How to call a function with default parameter through a pointer to function that is the return of another function?

Question

I have functions Mult, Add, Div, Sub, Mod those takes two integers and returns the result of its parameters. And a function Calc that takes a character as an Operator and returns a pointer to function that returns an integer and takes two integer parameters like Mult.

• Functions like Mult's second parameter is default So when I call Calc, Calc returns the address of Mult or Add... depending on the value of parameter of Calc thus I can pass only one argument.
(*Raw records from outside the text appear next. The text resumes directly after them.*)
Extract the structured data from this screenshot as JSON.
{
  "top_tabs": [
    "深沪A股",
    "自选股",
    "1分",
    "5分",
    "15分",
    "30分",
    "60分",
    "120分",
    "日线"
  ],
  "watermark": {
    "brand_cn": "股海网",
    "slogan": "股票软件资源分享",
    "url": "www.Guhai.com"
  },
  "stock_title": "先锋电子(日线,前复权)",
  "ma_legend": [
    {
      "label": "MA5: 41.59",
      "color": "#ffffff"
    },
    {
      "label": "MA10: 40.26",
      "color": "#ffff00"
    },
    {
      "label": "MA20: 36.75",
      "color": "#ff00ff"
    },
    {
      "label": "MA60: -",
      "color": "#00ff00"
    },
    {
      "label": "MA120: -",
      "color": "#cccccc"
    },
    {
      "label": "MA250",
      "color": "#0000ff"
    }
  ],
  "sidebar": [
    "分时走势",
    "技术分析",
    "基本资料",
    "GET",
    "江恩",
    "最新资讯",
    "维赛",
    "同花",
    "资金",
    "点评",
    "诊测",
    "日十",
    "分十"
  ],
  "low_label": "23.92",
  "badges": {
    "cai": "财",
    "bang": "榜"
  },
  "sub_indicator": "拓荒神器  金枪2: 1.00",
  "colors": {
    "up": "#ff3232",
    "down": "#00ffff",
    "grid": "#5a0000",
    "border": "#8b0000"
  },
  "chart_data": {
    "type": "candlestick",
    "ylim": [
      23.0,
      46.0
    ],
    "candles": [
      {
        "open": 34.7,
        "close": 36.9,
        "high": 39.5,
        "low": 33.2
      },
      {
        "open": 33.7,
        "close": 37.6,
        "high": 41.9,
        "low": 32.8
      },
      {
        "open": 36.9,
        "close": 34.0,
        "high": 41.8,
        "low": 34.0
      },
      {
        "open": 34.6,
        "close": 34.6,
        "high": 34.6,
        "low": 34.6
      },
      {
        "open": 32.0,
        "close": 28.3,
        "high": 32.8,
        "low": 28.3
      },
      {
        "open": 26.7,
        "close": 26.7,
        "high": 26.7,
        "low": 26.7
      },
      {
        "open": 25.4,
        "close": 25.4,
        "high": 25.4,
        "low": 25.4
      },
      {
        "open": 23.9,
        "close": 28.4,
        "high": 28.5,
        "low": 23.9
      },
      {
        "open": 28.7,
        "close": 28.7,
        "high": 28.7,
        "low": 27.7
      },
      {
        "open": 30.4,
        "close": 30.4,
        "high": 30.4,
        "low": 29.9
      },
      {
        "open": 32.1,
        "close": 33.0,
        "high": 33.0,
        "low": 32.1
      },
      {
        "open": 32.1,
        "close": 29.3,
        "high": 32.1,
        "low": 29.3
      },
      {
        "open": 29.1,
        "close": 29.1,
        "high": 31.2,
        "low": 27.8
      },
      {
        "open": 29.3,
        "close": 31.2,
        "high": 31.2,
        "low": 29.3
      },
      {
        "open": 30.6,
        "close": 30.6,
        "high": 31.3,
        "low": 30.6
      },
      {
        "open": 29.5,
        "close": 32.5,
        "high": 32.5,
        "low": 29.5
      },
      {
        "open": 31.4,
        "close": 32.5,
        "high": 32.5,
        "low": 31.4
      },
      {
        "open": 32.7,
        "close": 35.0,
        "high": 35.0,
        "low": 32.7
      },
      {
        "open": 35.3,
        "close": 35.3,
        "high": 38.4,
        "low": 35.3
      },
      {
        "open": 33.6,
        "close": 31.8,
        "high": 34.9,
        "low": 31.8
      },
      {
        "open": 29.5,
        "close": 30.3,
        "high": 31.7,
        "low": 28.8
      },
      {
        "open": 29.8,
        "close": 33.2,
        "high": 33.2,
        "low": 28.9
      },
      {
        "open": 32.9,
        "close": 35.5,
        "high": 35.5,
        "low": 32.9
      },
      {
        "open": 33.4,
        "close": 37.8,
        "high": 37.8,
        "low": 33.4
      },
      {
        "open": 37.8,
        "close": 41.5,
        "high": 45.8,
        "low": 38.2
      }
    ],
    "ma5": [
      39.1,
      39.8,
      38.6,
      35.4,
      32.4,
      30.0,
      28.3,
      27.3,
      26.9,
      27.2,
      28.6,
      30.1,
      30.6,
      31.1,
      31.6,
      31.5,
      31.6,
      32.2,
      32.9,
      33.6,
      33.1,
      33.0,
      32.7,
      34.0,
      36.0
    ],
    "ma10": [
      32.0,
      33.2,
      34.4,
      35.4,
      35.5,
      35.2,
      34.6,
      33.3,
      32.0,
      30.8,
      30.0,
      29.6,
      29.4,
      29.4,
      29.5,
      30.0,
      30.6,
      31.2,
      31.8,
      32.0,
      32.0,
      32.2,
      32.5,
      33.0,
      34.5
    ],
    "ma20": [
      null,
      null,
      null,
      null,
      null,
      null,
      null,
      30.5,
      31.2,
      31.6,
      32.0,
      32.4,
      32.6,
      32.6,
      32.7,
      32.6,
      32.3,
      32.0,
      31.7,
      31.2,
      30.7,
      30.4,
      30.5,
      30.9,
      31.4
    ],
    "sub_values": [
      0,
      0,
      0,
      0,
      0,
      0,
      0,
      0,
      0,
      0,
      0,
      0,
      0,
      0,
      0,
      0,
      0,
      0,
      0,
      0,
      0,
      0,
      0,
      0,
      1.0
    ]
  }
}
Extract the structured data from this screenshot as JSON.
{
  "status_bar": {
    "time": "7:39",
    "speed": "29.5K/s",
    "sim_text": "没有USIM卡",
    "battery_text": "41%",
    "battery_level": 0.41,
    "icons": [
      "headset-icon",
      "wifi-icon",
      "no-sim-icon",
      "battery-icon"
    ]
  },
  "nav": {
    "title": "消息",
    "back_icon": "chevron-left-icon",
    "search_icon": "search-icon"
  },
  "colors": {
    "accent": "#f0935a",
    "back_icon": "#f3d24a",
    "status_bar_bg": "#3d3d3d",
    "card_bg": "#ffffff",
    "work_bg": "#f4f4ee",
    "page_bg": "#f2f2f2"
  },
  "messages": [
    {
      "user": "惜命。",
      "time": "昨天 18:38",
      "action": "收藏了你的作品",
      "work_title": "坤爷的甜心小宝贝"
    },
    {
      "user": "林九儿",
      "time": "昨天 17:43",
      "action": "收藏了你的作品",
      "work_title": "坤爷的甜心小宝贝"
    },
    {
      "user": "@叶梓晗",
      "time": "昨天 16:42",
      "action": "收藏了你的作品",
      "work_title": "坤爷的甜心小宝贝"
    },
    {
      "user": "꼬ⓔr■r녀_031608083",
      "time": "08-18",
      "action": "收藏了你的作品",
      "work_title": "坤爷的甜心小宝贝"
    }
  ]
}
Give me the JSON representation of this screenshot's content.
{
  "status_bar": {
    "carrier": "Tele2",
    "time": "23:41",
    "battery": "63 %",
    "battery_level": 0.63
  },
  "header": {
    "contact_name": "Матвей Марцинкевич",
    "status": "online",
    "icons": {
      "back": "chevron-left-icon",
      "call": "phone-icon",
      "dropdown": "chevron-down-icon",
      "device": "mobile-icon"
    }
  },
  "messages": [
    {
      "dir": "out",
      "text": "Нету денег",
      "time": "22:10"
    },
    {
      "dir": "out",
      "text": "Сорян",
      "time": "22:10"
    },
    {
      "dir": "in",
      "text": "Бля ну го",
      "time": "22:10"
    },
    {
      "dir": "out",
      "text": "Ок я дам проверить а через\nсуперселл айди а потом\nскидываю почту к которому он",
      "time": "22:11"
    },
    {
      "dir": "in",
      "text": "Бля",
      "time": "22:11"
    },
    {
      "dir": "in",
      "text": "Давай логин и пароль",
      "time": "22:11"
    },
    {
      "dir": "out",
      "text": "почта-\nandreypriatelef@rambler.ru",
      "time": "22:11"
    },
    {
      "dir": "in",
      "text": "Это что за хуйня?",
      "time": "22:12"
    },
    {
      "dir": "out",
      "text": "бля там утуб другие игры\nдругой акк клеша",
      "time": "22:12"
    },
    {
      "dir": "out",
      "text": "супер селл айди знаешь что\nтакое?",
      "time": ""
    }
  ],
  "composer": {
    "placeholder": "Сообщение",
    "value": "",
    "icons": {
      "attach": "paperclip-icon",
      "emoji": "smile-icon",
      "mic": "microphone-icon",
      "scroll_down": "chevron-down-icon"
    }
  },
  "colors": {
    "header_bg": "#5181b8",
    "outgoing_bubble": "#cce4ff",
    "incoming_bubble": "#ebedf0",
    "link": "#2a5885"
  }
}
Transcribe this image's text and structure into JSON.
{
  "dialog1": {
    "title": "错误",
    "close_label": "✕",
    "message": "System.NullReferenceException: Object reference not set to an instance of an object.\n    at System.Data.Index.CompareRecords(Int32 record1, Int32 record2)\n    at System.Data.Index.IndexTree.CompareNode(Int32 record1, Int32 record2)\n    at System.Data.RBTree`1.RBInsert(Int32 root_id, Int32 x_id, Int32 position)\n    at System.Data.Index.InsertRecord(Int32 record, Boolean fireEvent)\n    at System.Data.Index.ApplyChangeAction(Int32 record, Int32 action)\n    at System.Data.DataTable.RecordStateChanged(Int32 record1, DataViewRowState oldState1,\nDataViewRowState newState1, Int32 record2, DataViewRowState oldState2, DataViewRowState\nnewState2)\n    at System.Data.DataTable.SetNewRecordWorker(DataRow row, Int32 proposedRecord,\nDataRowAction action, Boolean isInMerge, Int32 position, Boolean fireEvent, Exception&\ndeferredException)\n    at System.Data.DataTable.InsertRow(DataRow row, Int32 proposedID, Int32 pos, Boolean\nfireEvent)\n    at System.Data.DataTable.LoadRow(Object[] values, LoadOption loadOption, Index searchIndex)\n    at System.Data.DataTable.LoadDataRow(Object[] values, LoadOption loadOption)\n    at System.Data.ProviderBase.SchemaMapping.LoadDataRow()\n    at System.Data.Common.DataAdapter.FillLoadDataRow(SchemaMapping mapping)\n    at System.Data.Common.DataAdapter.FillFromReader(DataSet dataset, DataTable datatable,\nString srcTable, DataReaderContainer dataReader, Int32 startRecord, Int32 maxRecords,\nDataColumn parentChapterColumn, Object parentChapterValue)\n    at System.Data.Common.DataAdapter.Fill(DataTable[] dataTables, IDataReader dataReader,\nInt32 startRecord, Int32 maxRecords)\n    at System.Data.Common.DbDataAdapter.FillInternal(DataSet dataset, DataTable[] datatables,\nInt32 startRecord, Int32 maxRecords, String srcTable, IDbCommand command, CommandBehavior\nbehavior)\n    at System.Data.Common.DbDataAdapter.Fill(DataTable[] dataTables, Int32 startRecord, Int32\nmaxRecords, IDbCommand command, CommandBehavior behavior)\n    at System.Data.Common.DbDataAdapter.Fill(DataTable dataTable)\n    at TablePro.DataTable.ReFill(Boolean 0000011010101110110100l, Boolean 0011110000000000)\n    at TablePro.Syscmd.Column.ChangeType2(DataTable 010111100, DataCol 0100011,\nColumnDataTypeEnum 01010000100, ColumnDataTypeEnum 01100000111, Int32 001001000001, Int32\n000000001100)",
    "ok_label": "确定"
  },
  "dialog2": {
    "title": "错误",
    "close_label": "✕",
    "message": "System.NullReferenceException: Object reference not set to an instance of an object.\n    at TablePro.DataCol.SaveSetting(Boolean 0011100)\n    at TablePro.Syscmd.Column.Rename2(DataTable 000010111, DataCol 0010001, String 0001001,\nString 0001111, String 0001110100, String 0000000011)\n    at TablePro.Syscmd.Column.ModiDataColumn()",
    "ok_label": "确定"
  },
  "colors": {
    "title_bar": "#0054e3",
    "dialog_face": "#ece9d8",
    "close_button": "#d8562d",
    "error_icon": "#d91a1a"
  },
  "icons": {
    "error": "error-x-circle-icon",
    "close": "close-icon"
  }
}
But It doesn't work with pointer to function:

int Add(int x, int y = 2) { // y is default
    return x + y;
}

int Mult(int x, int y = 2) { // y is default
    return x * y;
}

int Div(int x, int y = 2) { // y is default
    return y ? x / y : -1;
}

int Sub(int x, int y = 2) { // y is default
    return x - y;
}

int Mod(int x, int y = 2) { // y is default
    return y ? x % y : -1;
}

using pFn = int(*)(int, int);


pFn Calc(char c) {
    switch (c) {
        case '+':
            return Add;
        case '*':
            return Mult;
        case '/':
            return Div;
        case '-':
            return Sub;
        case '%':
            return Mod;
    }
    return Mult;
}

int main(int argc, char* argv[]){

    pFn func = Calc('%');
    cout << func(7, 4) << endl; // ok
    //cout << func(7) << endl; // error:  Too few arguments
    cout << Mult(4) << endl; // ok. the second argument is default

    func = Calc('/'); // ok
    cout << func(75, 12) << endl; // ok

    std::cout << std::endl;
}

Above if I call Mult with a single argument it works fine because the second argument is default but calling it through the pointer func it fails. func is pointer to function that takes two integers and returns an int.

Answer 1

If you always have 2 as default argument, you can wrap your function pointer into a simple helper class like this:

using pFn_ = int(*)(int, int);

class pFn
{
    pFn_ ptr;
public:
    pFn(pFn_ p) : ptr(p) {}
    int operator()(int x, int y = 2) const {
        return ptr(x,y);
    }
};

Full working example: https://godbolt.org/z/5r7tZ8

Answer 2

For the "why not" I refer you to this answer. If you want to somehow keep the ability to use a default, you need to provide something more than a function pointer, eg a lamdba will do:

auto Double() {
    return [](int x,int y=2){ return Mult(x,y); };
}

And by using a variadic lambda (thanks to @Artyer) you do not even have to repeat the default value:

#include <iostream>

int Mult(int x, int y = 2) { // y is default
    return x * y;
}

auto Double() {
    return [](auto... args) { return Mult(args...); };
}

int main(int argc, char* argv[]){    
    auto func = Double();
    std::cout << func(7, 4) << '\n'; // ok
    std::cout << func(7) << '\n';    // ok
    std::cout << Mult(4) << '\n';    // ok
}

Live demo

Answer 3

Defaulted arguments are a bit of C++ syntactic sugar; when calling the function directly with insufficient arguments, the compiler inserts the default as if the caller had passed it explicitly, so the function is still called with the full complement of arguments (Mult(4) is compiled into the same code as Mult(4, 2) in this case).

The default isn't actually part of the function type though, so you can't use the default for an indirect call; the syntactic sugar breaks down there, since as soon as you are calling through a pointer, the information about the defaults is lost.